Bromopropane compounds inhibit osteogenesis by ERK-dependent Runx2 inhibition in C2C12 cells

• Published in: Archives of pharmacal research Vol. 37; no. 2; pp. 276 - 283
• Main Authors: Jeong, Hyung Min, Choi, You Hee, Jeong, Hye Gwang, Jeong, Tae Cheon, Lee, Kwang Youl
• Format: Journal Article
• Language: English
• Published: Dordrecht Springer Netherlands 01.02.2014; 대한약학회
• Subjects: alkaline phosphatase; Alkaline Phosphatase - metabolism; Animals; bone formation; Bone Morphogenetic Protein 2 - pharmacology; Cell Differentiation - drug effects; Core Binding Factor Alpha 1 Subunit - antagonists & inhibitors; Core Binding Factor Alpha 1 Subunit - genetics; Dose-Response Relationship, Drug; Extracellular Signal-Regulated MAP Kinases - metabolism; genetic markers; HEK293 Cells; Humans; Hydrocarbons, Brominated - pharmacology; immune system; Medicine; Mesenchymal Stromal Cells - drug effects; Mesenchymal Stromal Cells - enzymology; Mesenchymal Stromal Cells - metabolism; Mice; mitogen-activated protein kinase; nervous system; Osteoblasts - drug effects; Osteogenesis - drug effects; Pharmacology/Toxicology; Pharmacy; Propane - analogs & derivatives; Propane - pharmacology; Research Article; solvents; Sp7 Transcription Factor; stem cells; transcription (genetics); transcription factors; Transcription Factors - genetics; Transcription, Genetic - drug effects; 약학; Bromopropane; JNK; Osteoblast differentiation; Runx2; ERK
• ISSN: 0253-6269; 1976-3786; 1976-3786
• DOI: 10.1007/s12272-013-0178-3

Bromopropane (BP) is a halogenated alkan compound used in various industries as chemical intermediates, extraction solvents, and degreasing compounds.
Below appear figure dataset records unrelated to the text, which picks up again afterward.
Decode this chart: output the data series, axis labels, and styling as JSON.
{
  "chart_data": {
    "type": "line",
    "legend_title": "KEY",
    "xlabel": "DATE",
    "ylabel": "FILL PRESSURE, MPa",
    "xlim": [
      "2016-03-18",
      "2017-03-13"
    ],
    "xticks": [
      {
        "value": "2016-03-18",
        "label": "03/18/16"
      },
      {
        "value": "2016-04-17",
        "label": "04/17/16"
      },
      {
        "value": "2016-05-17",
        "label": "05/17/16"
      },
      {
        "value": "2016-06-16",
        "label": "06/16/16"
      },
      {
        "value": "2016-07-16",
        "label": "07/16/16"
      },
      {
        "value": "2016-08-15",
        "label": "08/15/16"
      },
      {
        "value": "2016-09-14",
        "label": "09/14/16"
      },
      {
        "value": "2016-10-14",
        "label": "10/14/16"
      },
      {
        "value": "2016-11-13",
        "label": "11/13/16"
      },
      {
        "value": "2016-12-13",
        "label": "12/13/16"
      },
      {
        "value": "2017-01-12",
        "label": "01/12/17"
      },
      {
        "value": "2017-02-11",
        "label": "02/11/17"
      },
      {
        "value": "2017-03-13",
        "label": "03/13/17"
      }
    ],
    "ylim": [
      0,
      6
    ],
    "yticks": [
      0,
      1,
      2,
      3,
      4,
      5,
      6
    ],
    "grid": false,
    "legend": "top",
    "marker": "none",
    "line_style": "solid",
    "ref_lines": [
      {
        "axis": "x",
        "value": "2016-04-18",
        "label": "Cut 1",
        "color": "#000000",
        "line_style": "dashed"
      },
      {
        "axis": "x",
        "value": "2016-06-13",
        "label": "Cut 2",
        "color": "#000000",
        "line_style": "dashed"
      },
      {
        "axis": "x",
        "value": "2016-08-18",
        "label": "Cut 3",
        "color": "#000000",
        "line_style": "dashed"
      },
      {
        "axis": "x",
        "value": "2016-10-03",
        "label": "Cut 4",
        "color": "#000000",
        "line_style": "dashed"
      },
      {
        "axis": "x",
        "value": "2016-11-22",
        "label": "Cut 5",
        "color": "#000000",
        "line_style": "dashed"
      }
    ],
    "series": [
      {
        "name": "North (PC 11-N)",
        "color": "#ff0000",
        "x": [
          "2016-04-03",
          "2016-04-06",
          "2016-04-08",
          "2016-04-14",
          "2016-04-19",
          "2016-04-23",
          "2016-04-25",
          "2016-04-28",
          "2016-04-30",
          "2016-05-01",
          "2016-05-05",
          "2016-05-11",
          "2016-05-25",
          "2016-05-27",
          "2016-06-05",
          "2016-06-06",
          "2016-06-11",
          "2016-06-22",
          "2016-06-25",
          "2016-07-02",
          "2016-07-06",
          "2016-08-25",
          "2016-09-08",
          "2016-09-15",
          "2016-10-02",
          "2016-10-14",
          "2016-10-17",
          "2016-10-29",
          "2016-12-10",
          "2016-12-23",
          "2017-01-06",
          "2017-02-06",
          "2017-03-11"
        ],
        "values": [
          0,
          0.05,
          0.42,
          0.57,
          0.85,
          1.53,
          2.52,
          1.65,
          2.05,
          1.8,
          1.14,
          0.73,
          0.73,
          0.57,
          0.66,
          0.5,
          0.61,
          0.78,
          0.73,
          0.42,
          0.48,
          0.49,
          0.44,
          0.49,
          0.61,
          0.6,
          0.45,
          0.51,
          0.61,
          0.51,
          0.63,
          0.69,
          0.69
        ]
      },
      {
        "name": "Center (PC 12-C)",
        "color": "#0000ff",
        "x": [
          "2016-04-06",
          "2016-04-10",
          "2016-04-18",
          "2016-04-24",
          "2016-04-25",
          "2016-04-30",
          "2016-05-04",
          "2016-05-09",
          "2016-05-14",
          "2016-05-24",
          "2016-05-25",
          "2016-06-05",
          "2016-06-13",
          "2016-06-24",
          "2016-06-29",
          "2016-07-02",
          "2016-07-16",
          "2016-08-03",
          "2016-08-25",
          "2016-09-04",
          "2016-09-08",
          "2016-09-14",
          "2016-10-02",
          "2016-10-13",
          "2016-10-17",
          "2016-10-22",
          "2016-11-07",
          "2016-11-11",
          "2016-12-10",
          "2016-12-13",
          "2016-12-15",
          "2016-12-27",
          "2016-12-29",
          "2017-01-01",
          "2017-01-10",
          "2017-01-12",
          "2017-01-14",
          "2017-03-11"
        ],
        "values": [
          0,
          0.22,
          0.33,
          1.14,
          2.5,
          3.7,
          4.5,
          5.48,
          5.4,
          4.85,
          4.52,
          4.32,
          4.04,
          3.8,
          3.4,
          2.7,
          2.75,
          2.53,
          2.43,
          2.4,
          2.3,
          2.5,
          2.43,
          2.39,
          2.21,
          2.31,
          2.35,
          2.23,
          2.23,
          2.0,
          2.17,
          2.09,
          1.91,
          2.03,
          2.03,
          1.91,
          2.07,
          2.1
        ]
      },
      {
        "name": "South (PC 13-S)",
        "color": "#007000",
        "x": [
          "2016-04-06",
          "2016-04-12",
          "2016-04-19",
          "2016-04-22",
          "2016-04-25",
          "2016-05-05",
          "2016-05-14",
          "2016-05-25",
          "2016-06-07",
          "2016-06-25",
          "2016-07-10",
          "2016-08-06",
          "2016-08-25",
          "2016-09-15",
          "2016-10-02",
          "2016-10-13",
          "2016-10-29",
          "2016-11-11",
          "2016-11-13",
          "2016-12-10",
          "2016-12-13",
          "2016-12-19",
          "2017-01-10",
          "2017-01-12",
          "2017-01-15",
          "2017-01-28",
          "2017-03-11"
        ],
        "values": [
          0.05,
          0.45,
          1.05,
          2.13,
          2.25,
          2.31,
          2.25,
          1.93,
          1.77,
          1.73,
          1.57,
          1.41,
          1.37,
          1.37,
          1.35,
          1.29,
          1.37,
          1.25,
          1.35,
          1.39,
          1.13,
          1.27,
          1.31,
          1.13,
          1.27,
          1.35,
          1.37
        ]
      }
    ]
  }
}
Halogenated alkan compounds can damage the nervous system, immune system, and hematopoietic and reproductive functions in animals and humans. However, the effect of BPs on bone formation has not yet been examined. This study examined the effects of BPs on osteoblast differentiation and analyzed the mechanisms involved in C2C12, mesenchymal stem cells. BPs dose dependently reduced the alkaline phosphatase activity, expression levels and promoter activity of bone marker genes. Additionally, 1,2-dibromopropane (1,2-DBP) significantly reduced the levels and transcriptional activity of Runx2 and Osterix, major bone transcription factors, in BMP2 induced C2C12 cells. Furthermore, extracellular signal-regulated kinase (ERK) and c-Jun N-terminal kinase (JNK) were significantly inhibited by 1,2-DBP. These results demonstrate that BPs inhibit osteoblast differentiation by suppressing Runx2 and Osterix through the ERK/JNK pathway.